Thông tin xuất bản: United States : Hepatology (Baltimore, Md.) , 2025

Mô tả vật lý:

Bộ sưu tập: NCBI

ID: 715174

 BACKGROUND AND AIMS: While TIPS is traditionally considered a bridge to liver transplant (LT), some patients achieve long-term transplant-free survival (TFS) with TIPS alone. Prognosis and need for LT should not only be assessed at time of procedure, but also re-evaluated in patients with favorable early outcomes. APPROACH AND RESULTS: Adult recipients of TIPS in the multicenter advancing liver therapeutic approaches retrospective cohort study were included (N=1127 patients
  2040 person-years follow-up). Adjusted competing risk regressions were used to assess factors associated with long-term post-TIPS clinical outcomes at the time of procedure and 6 months post-TIPS. MELD-Na at TIPS was significantly associated with post-TIPS mortality (subdistribution hazards ratio of death 1.1 [ p =0.42], 1.3 [ p =0.04], and 1.7 [ p <
 0.01] for MELD-Na 15-19, 20-24, and ≥25 relative to MELD-Na <
 15, respectively). MELD 3.0 was also associated with post-TIPS outcomes. Among the 694 (62%) patients who achieved early (6 mo) post-TIPS TFS, rates of long-term TFS were 88% at 1 year and 57% at 3 years post-TIPS. Additionally, a within-individual increase in MELD-Na score of >
 3 points from TIPS to 6 months post-TIPS was significantly associated with long-term mortality, regardless of initial MELD-Na score (subdistribution hazards ratio of death 1.8, p <
 0.01).

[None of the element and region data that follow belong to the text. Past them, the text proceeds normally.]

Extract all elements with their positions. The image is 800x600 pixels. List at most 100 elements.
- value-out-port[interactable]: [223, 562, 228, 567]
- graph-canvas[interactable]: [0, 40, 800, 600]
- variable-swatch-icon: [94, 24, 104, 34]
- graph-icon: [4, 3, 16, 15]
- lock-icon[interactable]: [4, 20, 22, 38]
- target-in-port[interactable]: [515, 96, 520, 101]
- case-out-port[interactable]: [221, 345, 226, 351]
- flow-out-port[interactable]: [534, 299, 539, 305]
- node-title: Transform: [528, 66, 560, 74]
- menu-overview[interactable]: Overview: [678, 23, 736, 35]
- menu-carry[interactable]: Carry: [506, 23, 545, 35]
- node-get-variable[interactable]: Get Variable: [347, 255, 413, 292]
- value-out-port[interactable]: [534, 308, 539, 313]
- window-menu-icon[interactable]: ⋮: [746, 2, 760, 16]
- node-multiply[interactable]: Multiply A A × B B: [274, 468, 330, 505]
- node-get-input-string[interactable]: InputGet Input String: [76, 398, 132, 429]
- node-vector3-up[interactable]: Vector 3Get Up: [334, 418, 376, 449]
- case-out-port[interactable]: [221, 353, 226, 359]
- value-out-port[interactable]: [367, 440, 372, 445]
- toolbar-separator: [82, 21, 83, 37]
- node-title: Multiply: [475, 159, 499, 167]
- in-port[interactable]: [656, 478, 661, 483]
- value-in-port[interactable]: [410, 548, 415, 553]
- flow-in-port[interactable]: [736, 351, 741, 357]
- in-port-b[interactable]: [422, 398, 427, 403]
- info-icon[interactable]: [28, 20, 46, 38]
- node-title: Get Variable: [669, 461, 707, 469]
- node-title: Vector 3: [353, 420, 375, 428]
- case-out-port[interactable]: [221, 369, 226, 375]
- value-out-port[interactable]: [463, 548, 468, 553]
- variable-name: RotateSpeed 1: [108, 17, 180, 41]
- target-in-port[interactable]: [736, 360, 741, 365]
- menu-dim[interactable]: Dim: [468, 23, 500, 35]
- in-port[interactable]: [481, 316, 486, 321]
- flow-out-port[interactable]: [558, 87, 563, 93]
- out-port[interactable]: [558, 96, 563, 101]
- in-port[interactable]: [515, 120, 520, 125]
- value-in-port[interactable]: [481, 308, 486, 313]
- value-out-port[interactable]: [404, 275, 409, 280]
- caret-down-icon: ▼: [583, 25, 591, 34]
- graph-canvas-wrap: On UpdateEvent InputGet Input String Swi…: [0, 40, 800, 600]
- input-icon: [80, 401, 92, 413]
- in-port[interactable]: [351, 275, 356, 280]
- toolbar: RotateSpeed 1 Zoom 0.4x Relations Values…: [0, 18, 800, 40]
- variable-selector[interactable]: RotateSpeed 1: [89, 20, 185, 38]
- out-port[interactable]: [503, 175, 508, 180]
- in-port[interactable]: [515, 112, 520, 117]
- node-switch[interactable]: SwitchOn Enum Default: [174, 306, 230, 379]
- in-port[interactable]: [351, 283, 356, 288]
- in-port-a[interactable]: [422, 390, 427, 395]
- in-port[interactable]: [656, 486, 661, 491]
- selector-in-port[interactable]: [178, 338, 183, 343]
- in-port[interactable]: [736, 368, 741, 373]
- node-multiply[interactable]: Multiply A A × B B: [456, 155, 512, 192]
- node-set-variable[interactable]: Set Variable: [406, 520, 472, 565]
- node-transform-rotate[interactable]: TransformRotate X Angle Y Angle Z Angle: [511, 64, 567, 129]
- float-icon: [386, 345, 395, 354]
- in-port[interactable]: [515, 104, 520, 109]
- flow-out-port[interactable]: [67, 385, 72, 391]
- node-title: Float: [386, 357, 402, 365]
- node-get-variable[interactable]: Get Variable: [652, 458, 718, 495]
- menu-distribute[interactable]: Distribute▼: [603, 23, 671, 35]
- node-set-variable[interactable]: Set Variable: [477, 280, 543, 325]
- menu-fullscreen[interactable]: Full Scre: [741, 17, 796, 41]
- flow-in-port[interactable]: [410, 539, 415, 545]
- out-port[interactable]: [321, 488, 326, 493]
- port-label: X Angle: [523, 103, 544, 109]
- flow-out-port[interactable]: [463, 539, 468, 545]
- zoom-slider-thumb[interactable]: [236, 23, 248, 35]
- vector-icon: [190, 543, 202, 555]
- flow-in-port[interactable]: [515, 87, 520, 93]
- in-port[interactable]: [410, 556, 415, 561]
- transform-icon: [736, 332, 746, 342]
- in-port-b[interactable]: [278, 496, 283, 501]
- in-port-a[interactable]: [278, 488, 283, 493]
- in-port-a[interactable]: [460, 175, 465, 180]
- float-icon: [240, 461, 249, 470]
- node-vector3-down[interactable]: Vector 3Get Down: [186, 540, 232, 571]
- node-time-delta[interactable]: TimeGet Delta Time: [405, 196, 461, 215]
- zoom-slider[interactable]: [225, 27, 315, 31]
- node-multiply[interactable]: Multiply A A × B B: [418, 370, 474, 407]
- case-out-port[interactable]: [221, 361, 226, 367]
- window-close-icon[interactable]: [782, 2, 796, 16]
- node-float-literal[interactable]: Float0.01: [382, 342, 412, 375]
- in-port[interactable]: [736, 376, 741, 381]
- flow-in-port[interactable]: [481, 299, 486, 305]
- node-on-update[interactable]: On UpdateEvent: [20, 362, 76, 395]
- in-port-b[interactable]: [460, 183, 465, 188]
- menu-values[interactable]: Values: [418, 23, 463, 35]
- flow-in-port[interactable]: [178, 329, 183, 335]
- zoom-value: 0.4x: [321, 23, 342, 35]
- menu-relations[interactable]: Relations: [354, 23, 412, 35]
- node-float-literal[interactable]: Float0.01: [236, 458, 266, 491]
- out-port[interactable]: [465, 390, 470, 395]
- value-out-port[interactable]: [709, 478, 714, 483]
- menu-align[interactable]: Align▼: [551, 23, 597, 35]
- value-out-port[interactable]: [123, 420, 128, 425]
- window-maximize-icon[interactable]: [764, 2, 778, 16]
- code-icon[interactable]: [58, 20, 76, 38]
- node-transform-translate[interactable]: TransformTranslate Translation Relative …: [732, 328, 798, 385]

For patients with long-term post-TIPS TFS, rates of complications of the TIPS or portal hypertension were low. CONCLUSIONS: Among patients with early post-TIPS TFS, prognosis and need for LT should be reassessed, informed by postprocedure changes in MELD-Na and clinical status. For selected patients, "destination TIPS" without LT may offer long-term survival with freedom from portal hypertensive complications.